Nakazawa et al. have studied in depth the effects of nitrofen on the retinoid-signaling pathway. They demonstrated that there is a downregulation of Cyp26 and LRAT, meaning that retinoic acid is decreased in nitrofen-induced hypoplastic lungs [51]. However, they also demonstrated that lung retinol storage is decreased whereas serum retinol levels were significantly higher in the nitrofen model of CDH. Moreover, gene expression of most of the downstream components of the retinoid-signalling pathway, except for RALDH2, were increased in this model, suggesting a possible feedback reaction to the deficiency of lung retinol and that nitrofen may act by interfering with the cellular uptake of retinol during lung morphogenesis, resulting in pulmonary hypoplasia in this model [52].

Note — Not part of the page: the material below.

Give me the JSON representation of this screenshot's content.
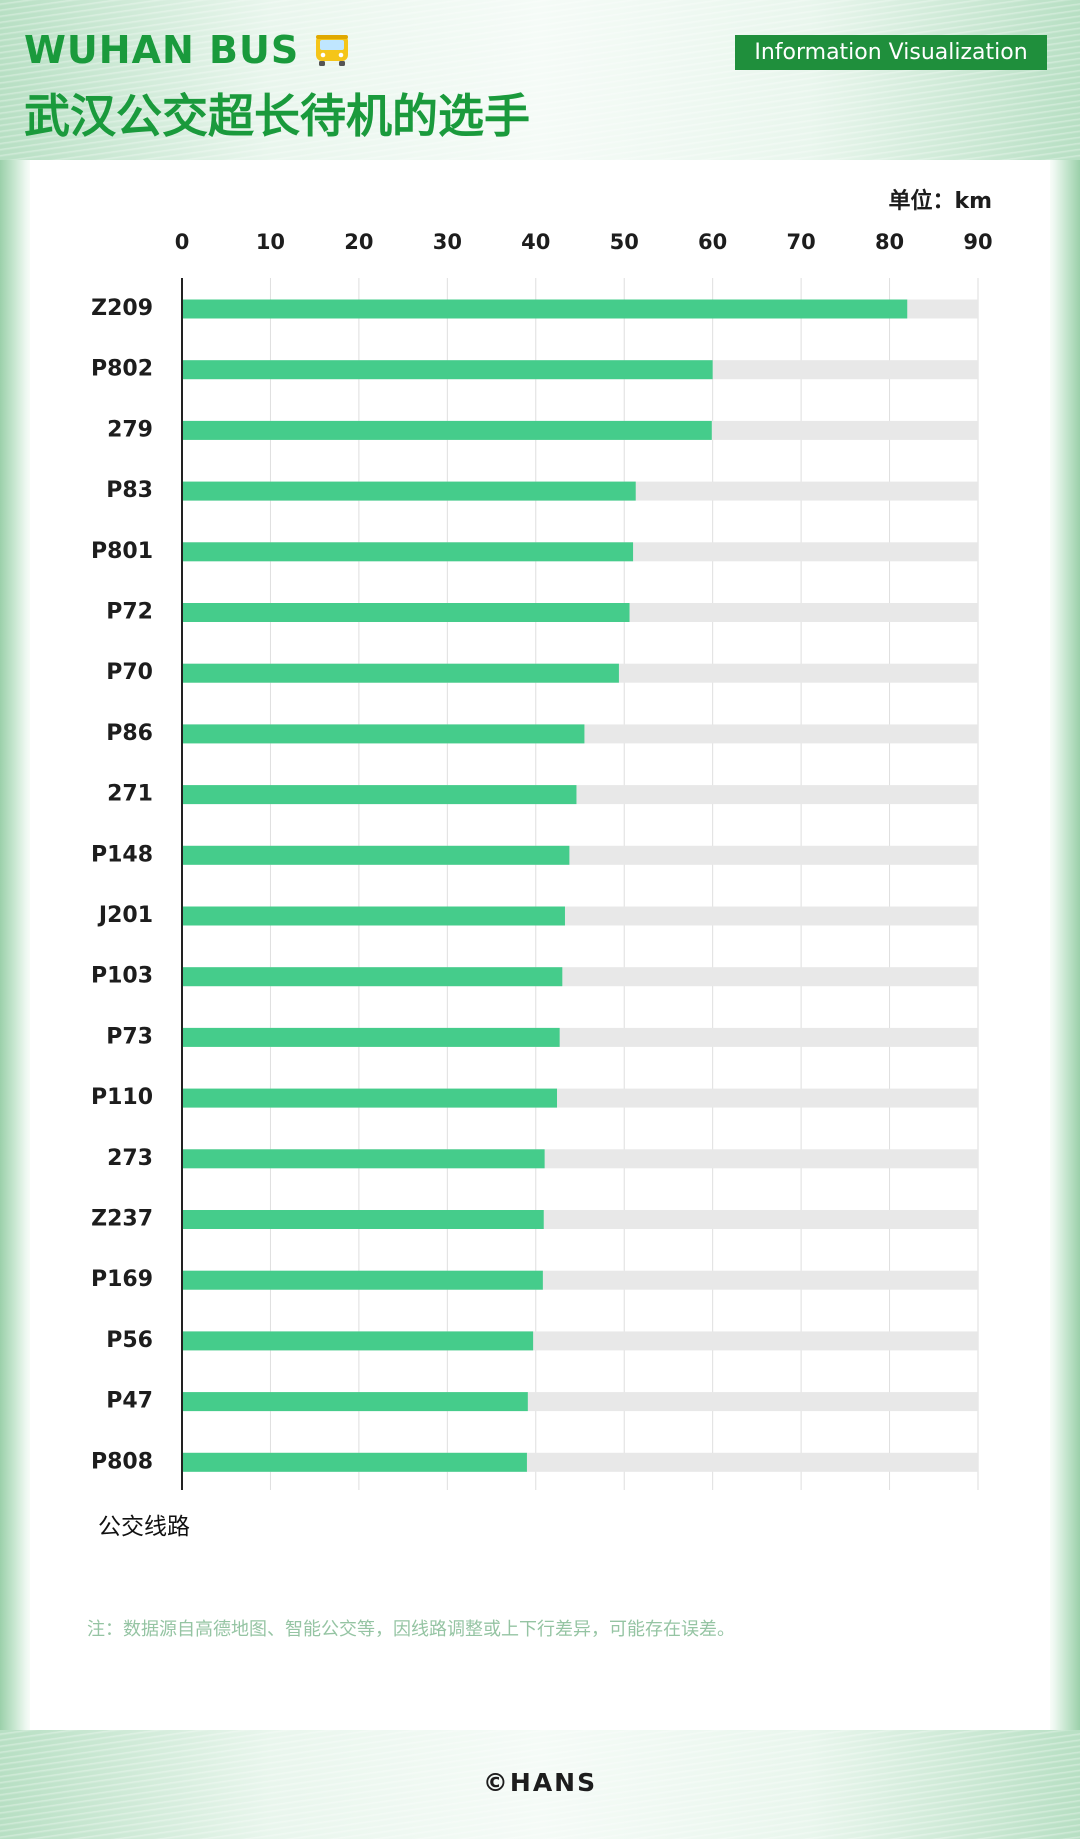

Retinoids have also been used as a possible treatment in the nitrofen model of CDH. We showed that retinoic acid improves nitrofen-induced hypoplastic lung growth using fetal lung rat explants [53]. These results suggested that retinoid pathway might be involved not only in the pathogenesis of the diaphragmatic defect but also in the pathogenesis of associated pulmonary hypoplasia. We have recently demonstrated by means of stereological measurements and DNA content quantification, that retinoic acid promotes pulmonary alveologenesis in vivo at the end of gestation in the nitrofen model of CDH [54]. Moreover, Sugimoto et al. [55] have demonstrated that this is probably due to acceleration of type I alveolar cell proliferation of the hypoplastic lung in the nitrofen model of CDH.

Collectively, all these data strongly imply that CDH is caused by an interference with the retinoid-signalling pathway. If these experimental data are demonstrated in the human, retinoids may be used as an alternative therapeutic approach aimed at improving lung growth antenatally.